1. Field of the Invention
Embodiments of the present invention generally relate to bandwidth management of communication sessions, and, in particular, to a system and method for aggressive bandwidth management in audio and/or video conferencing systems, webinars, web conferences, virtual reality session, and the like
2. Description of Related Art
In today's market, the use of video services, such as video conferencing, is experiencing a dramatic increase. Since video services require a significantly larger amount of bandwidth compared to audio services, this has caused increased pressure on existing communication systems to provide the necessary bandwidth for video communications. Because of the higher bandwidth requirements of video, users are constantly looking for products and services that can provide the required video services efficiently and within the limits of available lower-cost bandwidth. One way to do this is to provide solutions that reduce and/or optimize the bandwidth used by video services.
Some video conferencing users actively observe at all times, and participate whenever needed. Other users are less active participants, and may devote less than full attention during the video conference, e.g., by multitasking during the video conference, while participating more actively in the video conference only for a few topics. Other video conferencing users may be absent participants who may walk away entirely from their telecom endpoints during some portion of the video conference. Conventional systems will devote sufficient resources (e.g., bandwidth, CPU or memory utilization, etc.) to service active users, which would be more resources than are needed to service less active or absent participants, thereby causing a waste of the system resources.

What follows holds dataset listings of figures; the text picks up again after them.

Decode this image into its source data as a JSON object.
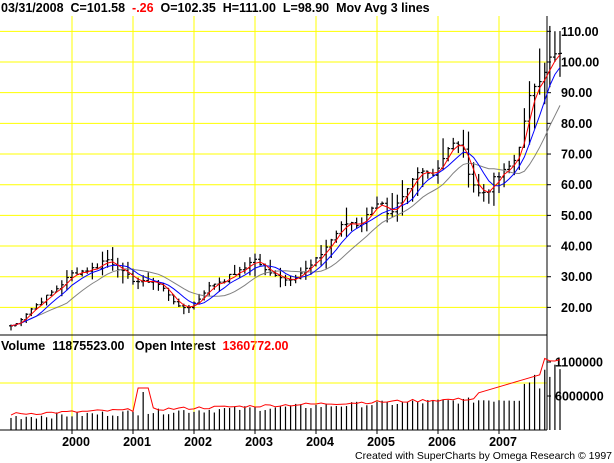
{
  "header": {
    "date": "03/31/2008",
    "close": "C=101.58",
    "change": "-.26",
    "open": "O=102.35",
    "high": "H=111.00",
    "low": "L=98.90",
    "study": "Mov Avg 3 lines"
  },
  "volume_header": {
    "volume_label": "Volume",
    "volume_value": "11875523.00",
    "oi_label": "Open Interest",
    "oi_value": "1360772.00"
  },
  "credit": "Created with SuperCharts by Omega Research © 1997",
  "colors": {
    "grid": "#ffff00",
    "bars": "#000000",
    "ma_fast": "#ff0000",
    "ma_mid": "#0000ff",
    "ma_slow": "#808080",
    "open_interest": "#ff0000",
    "change_negative": "#ff0000"
  },
  "chart_data": [
    {
      "type": "bar",
      "subtype": "ohlc",
      "x_labels": [
        "2000",
        "2001",
        "2002",
        "2003",
        "2004",
        "2005",
        "2006",
        "2007"
      ],
      "y_ticks": [
        "20.00",
        "30.00",
        "40.00",
        "50.00",
        "60.00",
        "70.00",
        "80.00",
        "90.00",
        "100.00",
        "110.00"
      ],
      "ylim": [
        11,
        115
      ],
      "grid": true,
      "series": [
        {
          "name": "Mov Avg 3 lines"
        }
      ],
      "close_path": [
        [
          1999.05,
          14
        ],
        [
          1999.3,
          19
        ],
        [
          1999.55,
          23
        ],
        [
          1999.8,
          27
        ],
        [
          2000.0,
          31
        ],
        [
          2000.2,
          32
        ],
        [
          2000.4,
          33
        ],
        [
          2000.55,
          36
        ],
        [
          2000.7,
          34
        ],
        [
          2000.85,
          31
        ],
        [
          2001.0,
          29
        ],
        [
          2001.15,
          28
        ],
        [
          2001.3,
          29
        ],
        [
          2001.45,
          27
        ],
        [
          2001.6,
          24
        ],
        [
          2001.75,
          20
        ],
        [
          2001.9,
          20
        ],
        [
          2002.05,
          22
        ],
        [
          2002.2,
          26
        ],
        [
          2002.35,
          28
        ],
        [
          2002.5,
          29
        ],
        [
          2002.65,
          31
        ],
        [
          2002.8,
          32
        ],
        [
          2002.95,
          36
        ],
        [
          2003.05,
          35
        ],
        [
          2003.2,
          31
        ],
        [
          2003.35,
          31
        ],
        [
          2003.5,
          29
        ],
        [
          2003.65,
          30
        ],
        [
          2003.8,
          32
        ],
        [
          2003.95,
          34
        ],
        [
          2004.1,
          38
        ],
        [
          2004.25,
          42
        ],
        [
          2004.4,
          46
        ],
        [
          2004.55,
          48
        ],
        [
          2004.7,
          47
        ],
        [
          2004.85,
          50
        ],
        [
          2004.95,
          55
        ],
        [
          2005.1,
          53
        ],
        [
          2005.2,
          48
        ],
        [
          2005.3,
          52
        ],
        [
          2005.45,
          56
        ],
        [
          2005.6,
          62
        ],
        [
          2005.75,
          66
        ],
        [
          2005.9,
          63
        ],
        [
          2006.05,
          68
        ],
        [
          2006.2,
          72
        ],
        [
          2006.35,
          74
        ],
        [
          2006.45,
          68
        ],
        [
          2006.55,
          62
        ],
        [
          2006.65,
          57
        ],
        [
          2006.8,
          58
        ],
        [
          2006.95,
          62
        ],
        [
          2007.1,
          64
        ],
        [
          2007.25,
          68
        ],
        [
          2007.4,
          78
        ],
        [
          2007.55,
          92
        ],
        [
          2007.7,
          97
        ],
        [
          2007.85,
          101
        ],
        [
          2007.95,
          102
        ]
      ]
    },
    {
      "type": "bar",
      "title": "Volume",
      "y_ticks": [
        "6000000",
        "1100000"
      ],
      "grid": true
    }
  ]
}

In the background art, a lack of sound from a user's telecom endpoint may allow a video conferencing system to auto-mute the telecom endpoint and thereby conserve upstream bandwidth. Similar approaches can also be used to video-mute an absent user's endpoint, again for reducing upstream bandwidth. Some systems may mute an endpoint if a call is auto-answered (e.g., answered by an answering machine), for reasons of privacy, for reducing annoyance to nearby persons, and/or conserving upstream bandwidth. Some systems may mute an endpoint in order to reduce noise originating from connected but unused or underutilized telecom endpoints, but do not have sophisticated methods of detecting when a telecom endpoint is unused or underutilized.
Therefore, a need exists to provide improved methods of detecting when a telecom endpoint is unused or underutilized, in order to improve upstream bandwidth conservation, and ultimately improved customer satisfaction through greater resource availability.